L’incompétence plus ou moins consciente des décideurs : l’auto-expertise (Christian Morel)

« En présence d’une erreur radicale et persistante, que font les experts ? est la question qui vient spontanément à l’esprit de la connaissance ordinaire … On accepte l’idée que des erreurs puissent être commises – l’erreur est humaine, mais on se dit qu’il existe quelque part quelqu’un qui sait et qui va éviter que l’erreur ne se creuse et persiste ». Christian Morel dans Les Décisions Absurdes (tome 1) n’y va pas pas quatre chemins et pose dès 2002 la question qui est sur toutes les lèvres « Alors qu’il existe des experts, comment de telles erreurs peuvent-elles se produire, et surtout persister? » (l’explosion de la navette Challenger, l’affaire du sang contaminé…)

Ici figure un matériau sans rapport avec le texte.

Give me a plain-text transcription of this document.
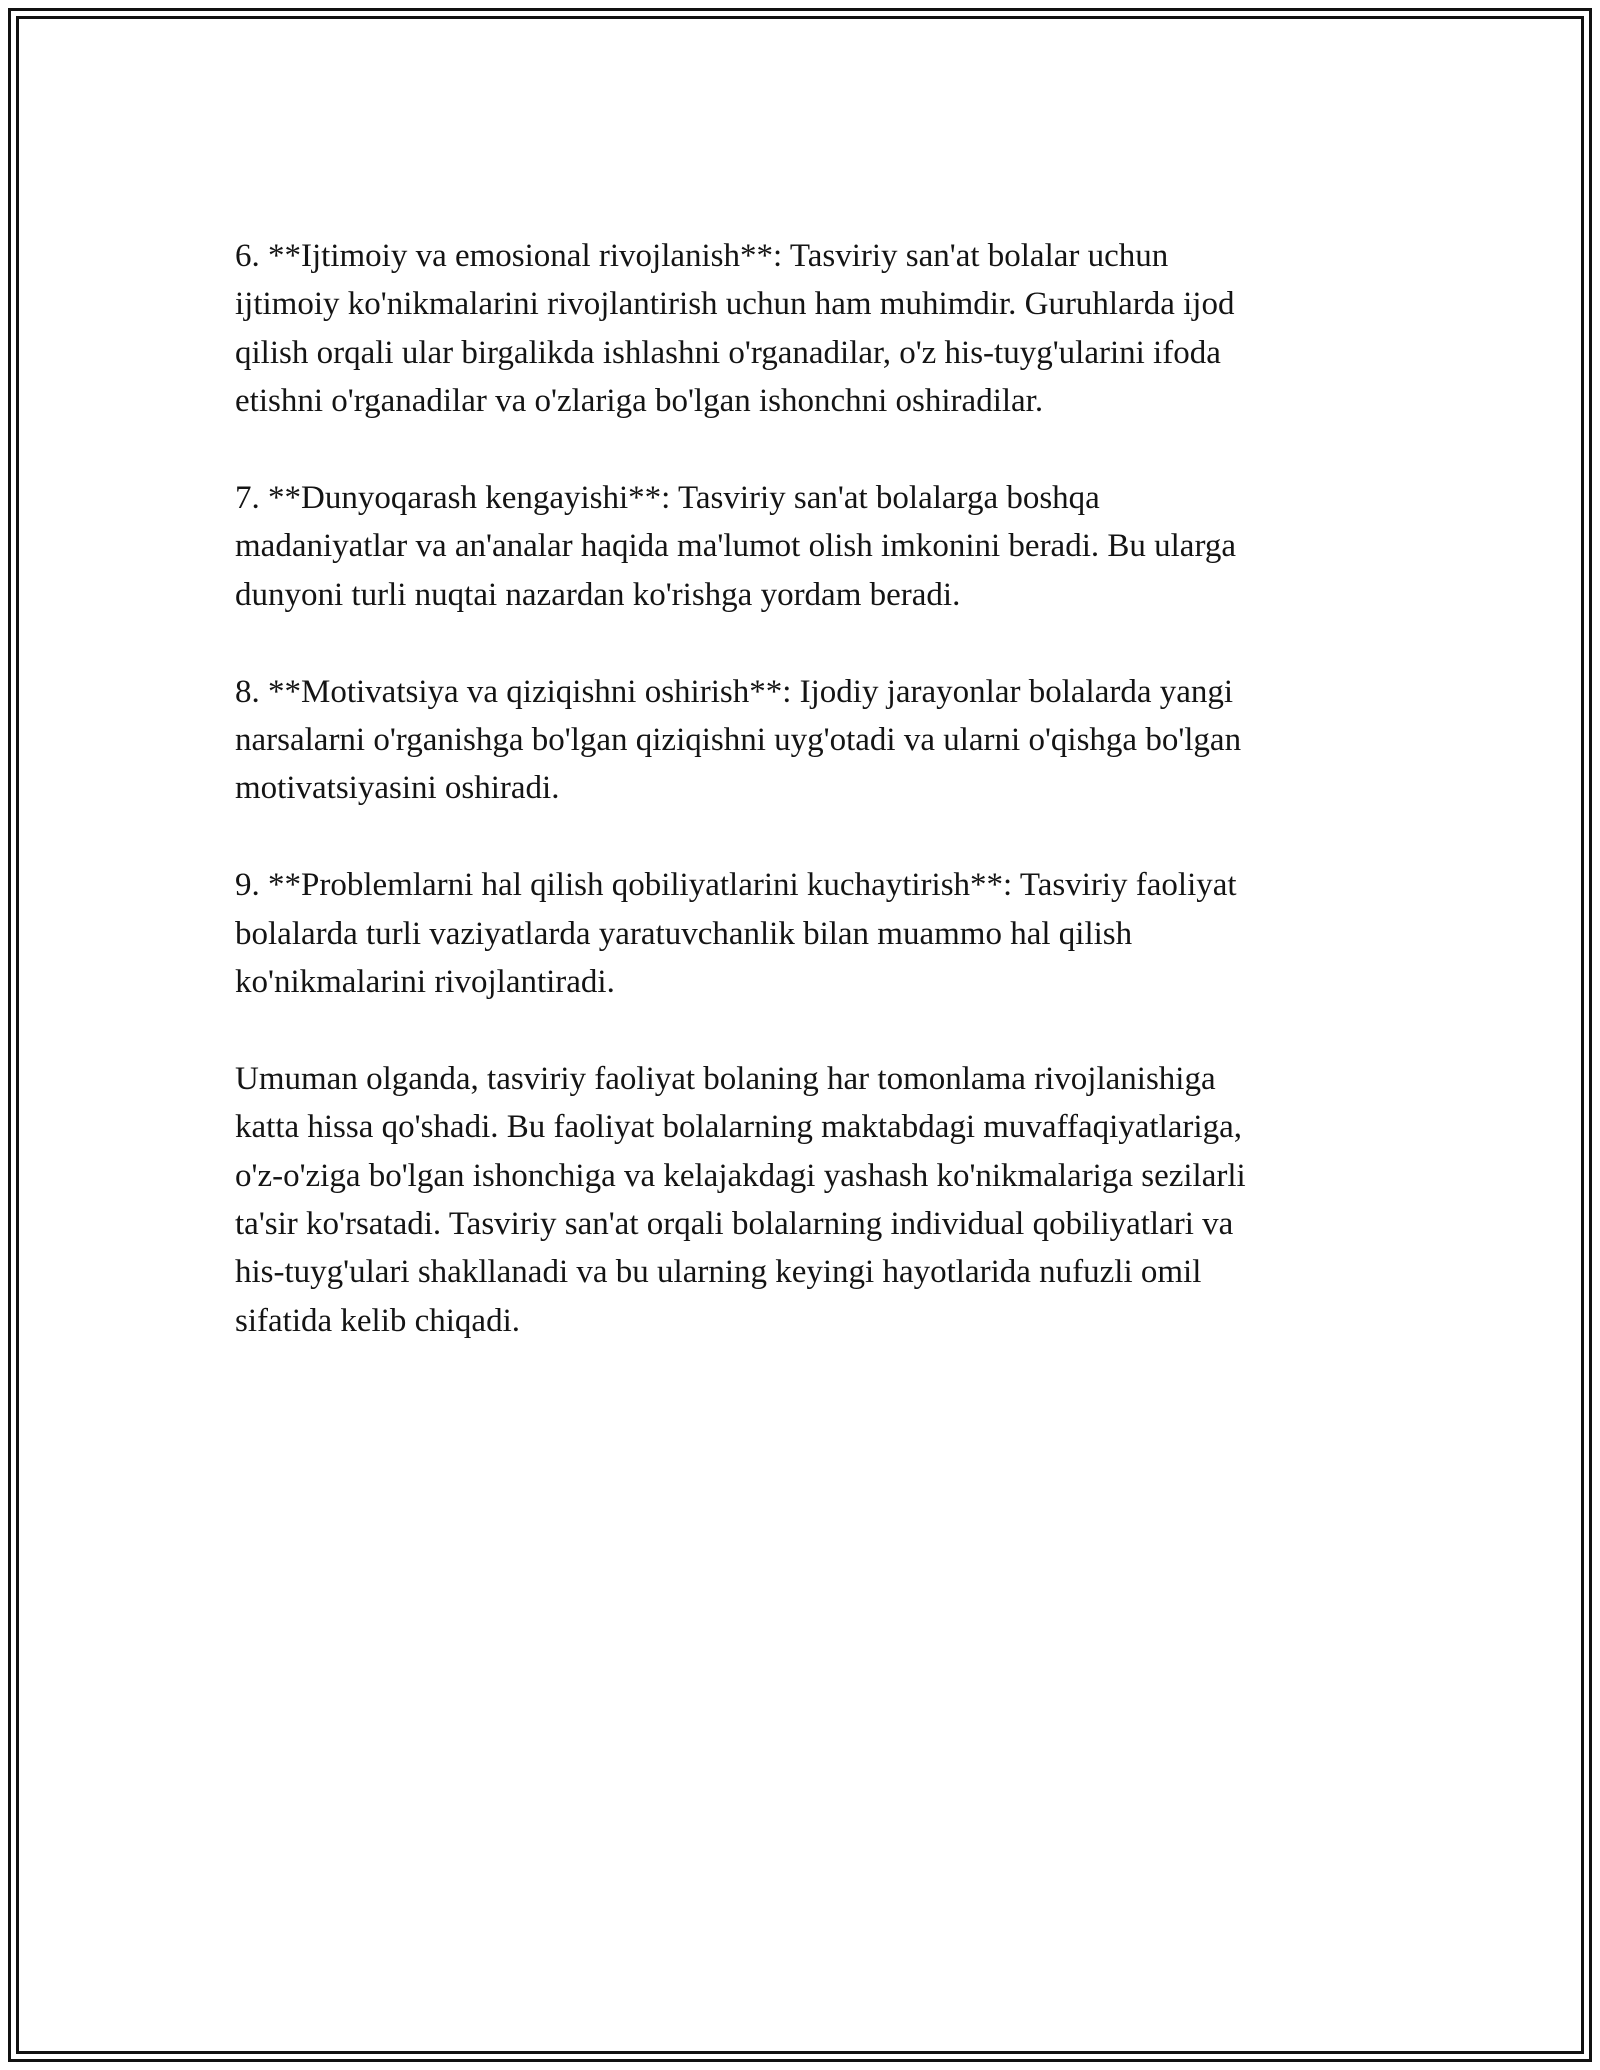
6. **Ijtimoiy va emosional rivojlanish**: Tasviriy san'at bolalar uchun
ijtimoiy ko'nikmalarini rivojlantirish uchun ham muhimdir. Guruhlarda ijod
qilish orqali ular birgalikda ishlashni o'rganadilar, o'z his-tuyg'ularini ifoda
etishni o'rganadilar va o'zlariga bo'lgan ishonchni oshiradilar.
7. **Dunyoqarash kengayishi**: Tasviriy san'at bolalarga boshqa
madaniyatlar va an'analar haqida ma'lumot olish imkonini beradi. Bu ularga
dunyoni turli nuqtai nazardan ko'rishga yordam beradi.
8. **Motivatsiya va qiziqishni oshirish**: Ijodiy jarayonlar bolalarda yangi
narsalarni o'rganishga bo'lgan qiziqishni uyg'otadi va ularni o'qishga bo'lgan
motivatsiyasini oshiradi.
9. **Problemlarni hal qilish qobiliyatlarini kuchaytirish**: Tasviriy faoliyat
bolalarda turli vaziyatlarda yaratuvchanlik bilan muammo hal qilish
ko'nikmalarini rivojlantiradi.
Umuman olganda, tasviriy faoliyat bolaning har tomonlama rivojlanishiga
katta hissa qo'shadi. Bu faoliyat bolalarning maktabdagi muvaffaqiyatlariga,
o'z-o'ziga bo'lgan ishonchiga va kelajakdagi yashash ko'nikmalariga sezilarli
ta'sir ko'rsatadi. Tasviriy san'at orqali bolalarning individual qobiliyatlari va
his-tuyg'ulari shakllanadi va bu ularning keyingi hayotlarida nufuzli omil
sifatida kelib chiqadi.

Au delà de poser clairement l’existence de ce présupposé, une des premières pistes que propose le sociologue est l’ « auto expertise » : « sur un nombre important de questions, les acteurs considèrent que ce sont des sujets sur lesquels ils sont capables d’agir sans expert. Ils croient en savoir suffisamment, alors que sur des sujets voisins, ils n’envisageraient pas un instant d’agir sans l’aide d’un expert » (il qualifie notamment le rôle des experts de « gardes fous de la mauvaise décision ou de la décision absurde » alors que des auto-experts n’ont « pas acquis la connaissance ou le savoir-faire nécessaires »). Un peu plus loin, le constat est accablant : « Les acteurs n’ont pas recours à la documentation et aux procédures parce qu’ils ont la certitude que leur expérience et leur intelligence leur permettent de s’en passer ». En un mot, il a un refus de rentrer dans une démarche d’apprentissage quand il s’agit de décider.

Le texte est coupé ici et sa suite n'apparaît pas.